Yesterday, the star of one of the hottest documentaries on Netflix arrived in St. Louis. John Leonard’s epic quest to force Pepsi to make good on a high-profile ad campaign is the wildly entertaining story told in Pepsi, Where’s My Jet?, which is now ranked in the streaming service’s top 10 in 13 different countries.

But Leonard wasn’t here to promote the film. He was just bringing his kids to see their grandparents for Christmas.

Leonard’s wife, Dottie, is one of the six Powers kids raised in Clayton by Pierce Powers Jr. and his wife Sue. And if the name Pierce Powers sounds familiar to you, there may be a few reasons for that — Pierce Powers Jr. is the founder and CEO of a local insurance company, as well as president of the World Affairs Council St.
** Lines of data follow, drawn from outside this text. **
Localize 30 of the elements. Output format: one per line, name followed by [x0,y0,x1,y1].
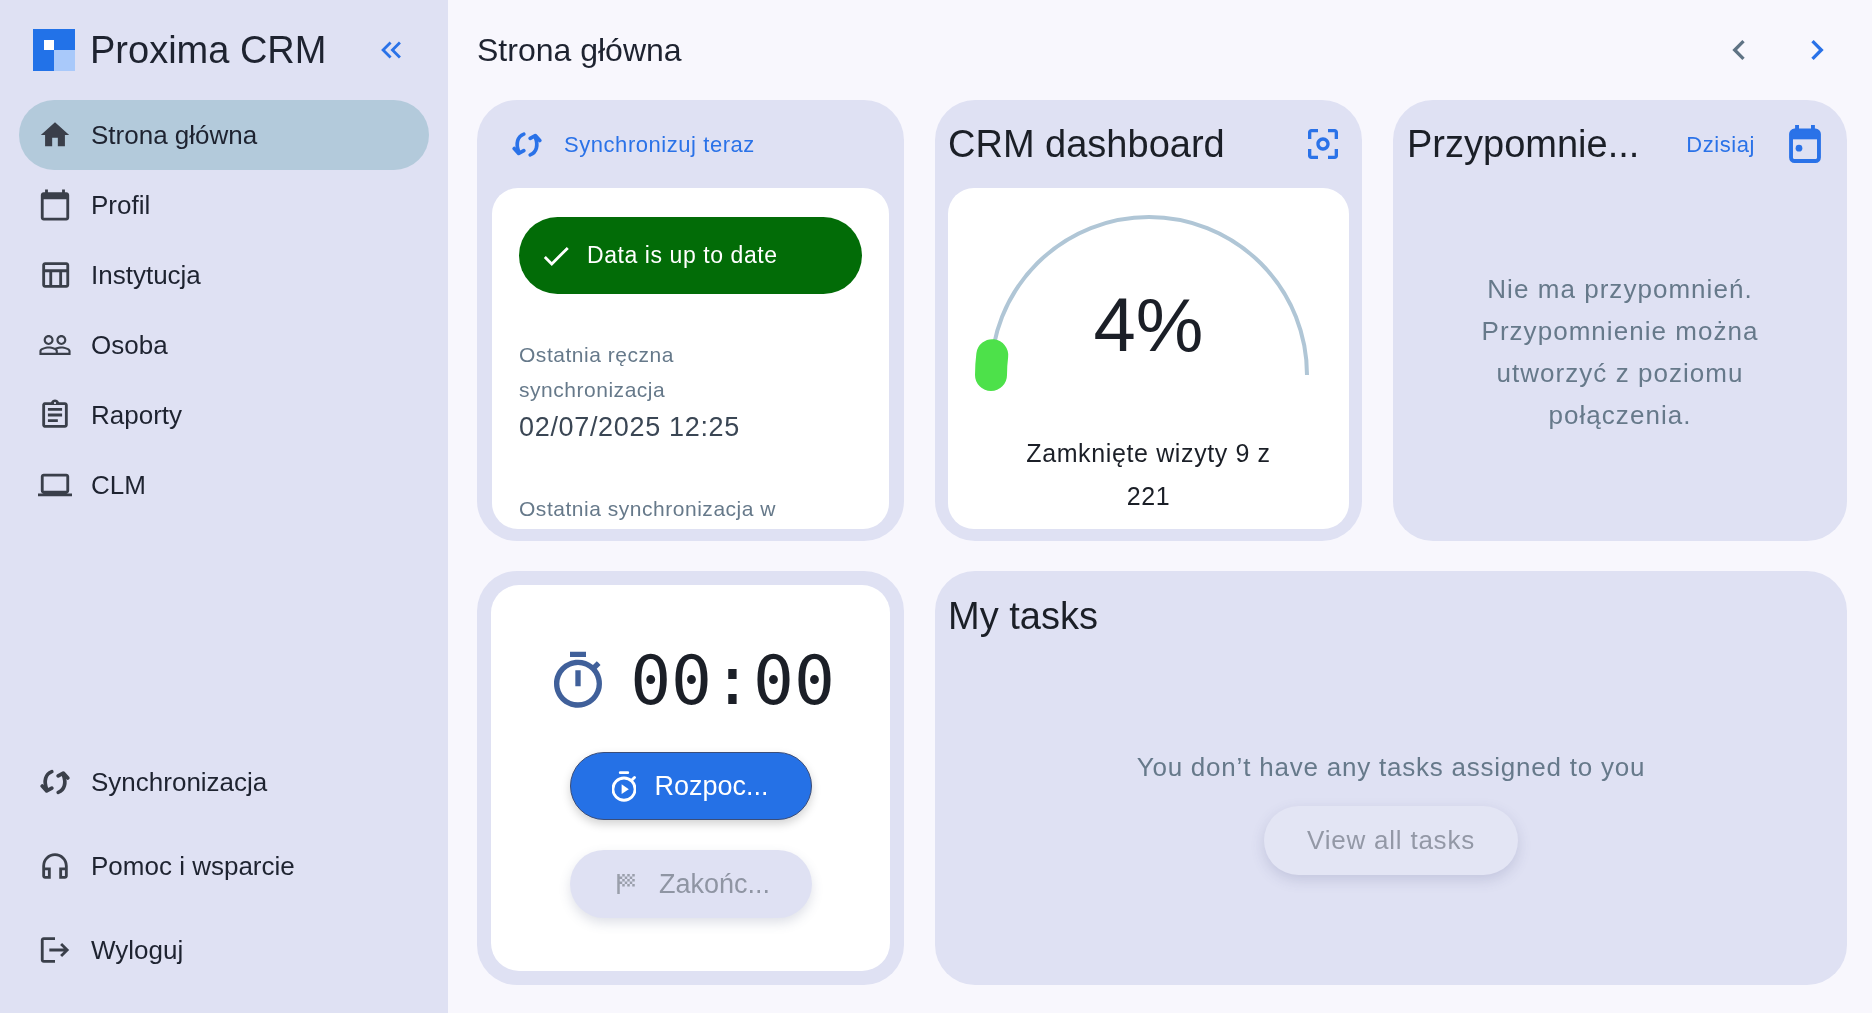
card-title: Przypomnie... [1407,121,1640,167]
nav-item[interactable]: Pomoc i wsparcie [19,824,429,908]
sync-icon [40,769,70,795]
nav-item[interactable]: Strona główna [19,100,429,170]
nav-item[interactable]: Instytucja [19,240,429,310]
empty-tasks-message: You don’t have any tasks assigned to you [1136,751,1646,784]
nav-item[interactable]: Raporty [19,380,429,450]
card-title: My tasks [948,593,1098,639]
calendar-icon[interactable] [1789,125,1821,163]
calendar-icon [38,188,72,222]
start-button[interactable]: Rozpoc... [569,752,812,820]
nav-item[interactable]: CLM [19,450,429,520]
page-title: Strona główna [477,31,682,70]
empty-reminders-message: Nie ma przypomnień. Przypomnienie można utworzyć z poziomu połączenia. [1480,272,1760,432]
sync-icon [512,130,542,158]
last-manual-sync-time: 02/07/2025 12:25 [519,411,741,444]
nav-item[interactable]: Wyloguj [19,908,429,992]
logo-icon [33,29,75,71]
brand-name: Proxima CRM [90,28,327,72]
timer-display: 00:00 [630,646,835,716]
last-sync-label: Ostatnia synchronizacja w [519,496,778,522]
sync-status-text: Data is up to date [587,241,778,271]
gauge-reading: 4% [1093,283,1204,367]
nav-item[interactable]: Synchronizacja [19,740,429,824]
timer-play-icon [612,770,637,802]
nav-item[interactable]: Profil [19,170,429,240]
nav-item[interactable]: Osoba [19,310,429,380]
gauge-caption: Zamknięte wizyty 9 z 221 [1025,438,1272,512]
card-title: CRM dashboard [948,121,1225,167]
last-manual-sync-label: Ostatnia ręczna synchronizacja [519,342,675,403]
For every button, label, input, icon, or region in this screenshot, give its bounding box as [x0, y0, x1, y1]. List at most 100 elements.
Louis nonprofit, which aims to help St. Louis make international connections. His son Pierce III is the co-owner of Lona’s Li’l Eats, the beloved Fox Park eatery where Pierce III and his wife Lona Luo serve the food of her native Yunnan province of China.

Pierce Powers Jr. notes that his son-in-law’s St. Louis ties are far from the only local connections to the film. Naturally, with a film focused on the ad industry, Jon Hamm makes a cameo. And as we get to episodes two and three, a native son gone bad, Parkway Central grad Michael Avenatti, threatens to steal the show. He’s a major character in John Leonard’s quest — and people familiar with Avenatti's legal travails for allegedly shaking down corporations may see intriguing parallels with the services he promises the young John Leonard. (Avenatti actually filmed his interviews for the documentary while under house arrest; he’s since reported to prison.)

So here’s the story: John Leonard is a college kid hustling his way through a series of part-time jobs in 1996 Seattle when he sees a Pepsi ad touting the new “Pepsi Points,” which people could earn from buying Pepsi. Sunglasses were 175 points; leather jackets were 1,450. And, the commercial promised, if you racked up 7,000,000 points, you could get a Harrier jet.

It was a joke — or was it? The commercial had no disclaimer, and the jets were worth millions more than it would cost to get the Pepsi points. After growing vaguely obsessed with the opportunity, Leonard decided to take Pepsi at its word and set out to claim the Harrier jet. Somehow, he convinced an older friend to invest $700,000 in his scheme, and obtained all the necessary points to claim his prize.

But Pepsi wasn’t amused. In fact, they ended up taking him to court. Pepsi, Where’s My Jet? winningly details the rest of the story, which includes Avenatti trying to take control of the media-relations strategy.

Powers Jr. had known about his son-in-law’s adolescent quest for a Harrier jet for decades — the story was “just kind of family lore,” Powers Jr. says. He adds, “It’s an advertising issue that’s taught in every law school, and Netflix had been saying to him for years that he should do a documentary.”

Sue Powers says Leonard was positively “hounded” to tell his story. “He’s a very shy guy,” she says. “It takes a little while to get to know him beyond the surface.”

The documentary takes viewers well beyond that surface. The Powers were thrilled to go to Los Angeles last month for the premiere. Now they’re watching proudly as the film notches a 100 percent score from critics on Rotten Tomatoes.

Asked for his takeaway from the film, Powers Jr. keeps it in the family.

“I can see how it is that my daughter has great admiration for him,” he says of his son-in-law. “He’s a pretty neat guy.”